The state has offered the union a nearly 12 percent salary increase over four years, but SEIU officials say the 3 percent annual raises would be offset by a 3.5 percent employee contribution to retirees' health care. The union says the state is flush with cash from a booming economy and can afford a larger raise.

State officials say the union's contract prohibits a strike. The union says the no-strike provision doesn't apply because the state has bargained in bad faith - a charge the state denies.

SEIU represents workers in nine of the state's 21 bargaining units, including administrative staff, teachers, medical staff and printers. Their contract expired in July.

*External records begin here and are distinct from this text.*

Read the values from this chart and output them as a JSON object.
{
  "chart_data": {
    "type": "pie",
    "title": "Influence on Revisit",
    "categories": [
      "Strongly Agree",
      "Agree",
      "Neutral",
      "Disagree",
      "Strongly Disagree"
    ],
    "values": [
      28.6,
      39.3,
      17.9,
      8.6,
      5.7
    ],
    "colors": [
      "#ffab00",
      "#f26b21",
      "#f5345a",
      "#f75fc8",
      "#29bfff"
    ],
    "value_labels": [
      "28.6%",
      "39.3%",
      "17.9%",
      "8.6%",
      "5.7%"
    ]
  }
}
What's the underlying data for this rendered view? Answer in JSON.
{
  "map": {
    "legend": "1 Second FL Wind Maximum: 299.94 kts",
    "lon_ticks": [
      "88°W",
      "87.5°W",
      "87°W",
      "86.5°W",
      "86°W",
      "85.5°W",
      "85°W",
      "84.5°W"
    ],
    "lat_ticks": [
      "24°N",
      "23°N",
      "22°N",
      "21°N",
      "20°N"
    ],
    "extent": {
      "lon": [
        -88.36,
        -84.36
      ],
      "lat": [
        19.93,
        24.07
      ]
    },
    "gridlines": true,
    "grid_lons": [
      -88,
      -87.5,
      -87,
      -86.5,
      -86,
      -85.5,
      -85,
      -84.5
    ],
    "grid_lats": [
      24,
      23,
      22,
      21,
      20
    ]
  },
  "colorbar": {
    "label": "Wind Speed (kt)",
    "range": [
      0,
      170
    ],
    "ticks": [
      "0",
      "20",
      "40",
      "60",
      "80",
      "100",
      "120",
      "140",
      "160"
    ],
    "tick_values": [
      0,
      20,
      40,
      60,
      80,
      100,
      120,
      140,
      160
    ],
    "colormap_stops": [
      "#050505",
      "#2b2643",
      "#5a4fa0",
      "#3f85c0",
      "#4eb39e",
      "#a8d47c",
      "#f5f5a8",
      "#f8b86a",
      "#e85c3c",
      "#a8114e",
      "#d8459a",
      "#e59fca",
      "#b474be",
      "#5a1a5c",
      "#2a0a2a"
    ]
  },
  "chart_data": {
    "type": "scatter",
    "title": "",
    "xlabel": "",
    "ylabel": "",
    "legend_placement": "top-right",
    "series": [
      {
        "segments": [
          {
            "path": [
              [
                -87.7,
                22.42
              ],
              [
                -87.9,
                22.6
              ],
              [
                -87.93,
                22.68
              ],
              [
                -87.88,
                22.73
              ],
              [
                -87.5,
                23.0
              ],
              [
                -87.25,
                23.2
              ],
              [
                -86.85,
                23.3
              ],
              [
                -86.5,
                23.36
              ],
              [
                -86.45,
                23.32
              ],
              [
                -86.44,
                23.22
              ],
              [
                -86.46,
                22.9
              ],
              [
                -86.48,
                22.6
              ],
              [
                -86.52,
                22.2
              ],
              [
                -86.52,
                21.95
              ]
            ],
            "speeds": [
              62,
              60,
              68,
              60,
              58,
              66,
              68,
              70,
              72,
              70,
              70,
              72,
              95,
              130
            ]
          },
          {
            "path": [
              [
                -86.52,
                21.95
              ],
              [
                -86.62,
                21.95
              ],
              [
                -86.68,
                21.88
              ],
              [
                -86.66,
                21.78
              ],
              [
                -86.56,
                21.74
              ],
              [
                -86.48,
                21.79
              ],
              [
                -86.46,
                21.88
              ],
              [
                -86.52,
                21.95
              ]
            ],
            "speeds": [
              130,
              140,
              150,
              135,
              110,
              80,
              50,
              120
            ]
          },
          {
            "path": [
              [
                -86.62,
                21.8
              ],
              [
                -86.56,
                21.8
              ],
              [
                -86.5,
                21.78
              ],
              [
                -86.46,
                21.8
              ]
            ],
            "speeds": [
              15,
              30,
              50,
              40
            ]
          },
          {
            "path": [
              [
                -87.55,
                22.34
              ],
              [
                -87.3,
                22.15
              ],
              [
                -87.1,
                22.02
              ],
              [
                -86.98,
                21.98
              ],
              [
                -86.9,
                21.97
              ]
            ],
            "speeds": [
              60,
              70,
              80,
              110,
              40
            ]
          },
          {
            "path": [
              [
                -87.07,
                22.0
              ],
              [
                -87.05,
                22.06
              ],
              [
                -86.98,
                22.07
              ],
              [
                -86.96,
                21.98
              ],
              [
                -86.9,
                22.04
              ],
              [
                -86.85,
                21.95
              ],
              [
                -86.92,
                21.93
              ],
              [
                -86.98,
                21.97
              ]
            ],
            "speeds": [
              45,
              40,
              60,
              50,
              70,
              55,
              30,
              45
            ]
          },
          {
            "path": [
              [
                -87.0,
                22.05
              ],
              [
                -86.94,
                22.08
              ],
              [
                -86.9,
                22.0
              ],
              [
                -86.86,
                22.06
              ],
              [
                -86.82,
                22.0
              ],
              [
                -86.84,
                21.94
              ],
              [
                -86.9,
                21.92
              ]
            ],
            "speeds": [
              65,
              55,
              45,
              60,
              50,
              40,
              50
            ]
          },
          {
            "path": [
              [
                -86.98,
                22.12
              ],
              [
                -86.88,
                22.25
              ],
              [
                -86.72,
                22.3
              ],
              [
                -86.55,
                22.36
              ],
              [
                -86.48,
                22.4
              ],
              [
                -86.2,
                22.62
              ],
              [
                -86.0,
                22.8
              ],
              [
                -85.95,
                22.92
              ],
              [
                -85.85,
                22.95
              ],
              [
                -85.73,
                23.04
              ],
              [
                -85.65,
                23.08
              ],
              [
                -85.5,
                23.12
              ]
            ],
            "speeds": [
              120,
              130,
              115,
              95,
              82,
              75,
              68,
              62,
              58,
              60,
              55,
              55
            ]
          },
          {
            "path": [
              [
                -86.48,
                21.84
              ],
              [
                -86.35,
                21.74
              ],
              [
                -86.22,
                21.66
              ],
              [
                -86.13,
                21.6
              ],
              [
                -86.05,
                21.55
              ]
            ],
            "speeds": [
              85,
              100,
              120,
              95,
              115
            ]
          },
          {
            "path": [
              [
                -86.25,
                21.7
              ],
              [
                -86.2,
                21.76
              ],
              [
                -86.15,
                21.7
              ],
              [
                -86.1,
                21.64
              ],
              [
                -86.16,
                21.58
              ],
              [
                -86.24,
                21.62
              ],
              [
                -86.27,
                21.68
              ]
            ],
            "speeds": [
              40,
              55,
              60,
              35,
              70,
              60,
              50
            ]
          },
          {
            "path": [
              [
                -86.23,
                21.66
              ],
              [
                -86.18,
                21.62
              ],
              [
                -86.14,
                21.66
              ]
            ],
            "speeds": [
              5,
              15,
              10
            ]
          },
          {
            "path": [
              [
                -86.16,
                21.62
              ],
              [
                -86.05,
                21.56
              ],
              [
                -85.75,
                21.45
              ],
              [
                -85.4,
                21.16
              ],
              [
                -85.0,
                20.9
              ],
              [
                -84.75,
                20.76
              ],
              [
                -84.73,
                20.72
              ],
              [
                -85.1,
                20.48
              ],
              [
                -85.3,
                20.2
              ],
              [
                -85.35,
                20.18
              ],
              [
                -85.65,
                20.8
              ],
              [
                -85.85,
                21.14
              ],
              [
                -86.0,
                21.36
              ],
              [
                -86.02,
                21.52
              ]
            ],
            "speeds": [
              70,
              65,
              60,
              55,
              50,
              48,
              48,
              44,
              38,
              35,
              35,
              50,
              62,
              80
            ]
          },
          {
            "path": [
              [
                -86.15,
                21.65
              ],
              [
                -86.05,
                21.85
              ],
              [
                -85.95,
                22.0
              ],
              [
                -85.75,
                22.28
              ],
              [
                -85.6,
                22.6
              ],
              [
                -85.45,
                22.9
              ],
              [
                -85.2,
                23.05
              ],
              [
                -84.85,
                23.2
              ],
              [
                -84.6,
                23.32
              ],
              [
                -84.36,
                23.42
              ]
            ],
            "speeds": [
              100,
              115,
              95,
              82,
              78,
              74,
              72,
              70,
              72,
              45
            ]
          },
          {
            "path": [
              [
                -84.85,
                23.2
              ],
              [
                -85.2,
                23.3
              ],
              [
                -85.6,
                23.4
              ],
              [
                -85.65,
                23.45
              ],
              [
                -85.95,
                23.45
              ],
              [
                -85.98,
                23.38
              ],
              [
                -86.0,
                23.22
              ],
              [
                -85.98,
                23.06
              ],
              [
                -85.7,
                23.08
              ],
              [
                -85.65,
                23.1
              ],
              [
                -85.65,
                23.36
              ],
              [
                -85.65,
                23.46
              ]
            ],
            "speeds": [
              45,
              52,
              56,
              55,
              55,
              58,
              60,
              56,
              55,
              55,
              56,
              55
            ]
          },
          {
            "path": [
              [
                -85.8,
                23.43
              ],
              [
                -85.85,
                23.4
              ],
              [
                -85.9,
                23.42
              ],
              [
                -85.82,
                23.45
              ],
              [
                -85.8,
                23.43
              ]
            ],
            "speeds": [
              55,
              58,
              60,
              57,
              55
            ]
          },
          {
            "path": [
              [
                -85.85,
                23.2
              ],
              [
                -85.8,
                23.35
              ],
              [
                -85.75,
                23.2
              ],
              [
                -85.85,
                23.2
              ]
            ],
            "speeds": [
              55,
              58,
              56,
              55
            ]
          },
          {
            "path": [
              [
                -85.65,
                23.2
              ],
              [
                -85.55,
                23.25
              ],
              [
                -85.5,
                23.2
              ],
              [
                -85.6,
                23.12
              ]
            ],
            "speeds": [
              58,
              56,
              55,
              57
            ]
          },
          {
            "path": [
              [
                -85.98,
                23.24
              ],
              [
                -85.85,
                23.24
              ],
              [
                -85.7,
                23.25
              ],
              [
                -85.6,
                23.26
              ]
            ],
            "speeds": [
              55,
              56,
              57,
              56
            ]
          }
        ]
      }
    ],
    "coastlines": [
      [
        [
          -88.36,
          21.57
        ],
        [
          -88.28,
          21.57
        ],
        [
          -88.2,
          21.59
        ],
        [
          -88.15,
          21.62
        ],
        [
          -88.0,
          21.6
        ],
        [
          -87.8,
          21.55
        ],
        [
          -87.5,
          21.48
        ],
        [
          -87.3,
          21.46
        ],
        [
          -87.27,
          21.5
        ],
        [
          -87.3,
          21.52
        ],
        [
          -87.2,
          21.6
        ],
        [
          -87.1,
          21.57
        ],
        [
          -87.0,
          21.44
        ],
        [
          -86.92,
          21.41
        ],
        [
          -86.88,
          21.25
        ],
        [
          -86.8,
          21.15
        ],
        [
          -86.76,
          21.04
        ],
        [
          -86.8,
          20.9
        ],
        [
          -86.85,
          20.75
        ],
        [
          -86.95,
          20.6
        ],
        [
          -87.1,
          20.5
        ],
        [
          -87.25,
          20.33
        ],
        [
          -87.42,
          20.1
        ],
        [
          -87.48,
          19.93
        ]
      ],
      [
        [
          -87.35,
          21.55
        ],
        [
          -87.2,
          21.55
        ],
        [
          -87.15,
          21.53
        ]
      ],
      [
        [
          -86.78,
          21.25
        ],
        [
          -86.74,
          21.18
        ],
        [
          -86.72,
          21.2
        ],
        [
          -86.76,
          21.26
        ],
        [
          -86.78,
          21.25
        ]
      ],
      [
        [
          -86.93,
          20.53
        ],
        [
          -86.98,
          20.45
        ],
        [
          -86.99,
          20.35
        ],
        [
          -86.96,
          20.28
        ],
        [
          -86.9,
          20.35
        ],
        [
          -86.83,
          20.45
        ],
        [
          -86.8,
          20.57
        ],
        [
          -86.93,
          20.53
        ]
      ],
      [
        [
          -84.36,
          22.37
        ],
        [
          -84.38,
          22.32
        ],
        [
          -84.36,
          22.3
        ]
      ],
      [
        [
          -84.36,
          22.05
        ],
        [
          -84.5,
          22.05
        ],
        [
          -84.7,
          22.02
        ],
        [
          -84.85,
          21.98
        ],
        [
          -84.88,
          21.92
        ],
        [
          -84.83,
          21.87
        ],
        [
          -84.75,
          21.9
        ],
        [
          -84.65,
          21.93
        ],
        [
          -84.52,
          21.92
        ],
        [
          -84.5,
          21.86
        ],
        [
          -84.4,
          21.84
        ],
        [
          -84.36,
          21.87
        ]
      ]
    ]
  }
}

Assemblyman Rob Bonta, D-Alameda, said both sides are doing what they feel is necessary to protect their interests, but he'd prefer they work out their differences at the negotiating table.

"Rather than have injunctions filed and have disputes that will be resolved in court, I'd rather have both parties at the table hammering out a deal through collective bargaining," said Bonta, who is chairman of the Assembly committee that oversees employee compensation.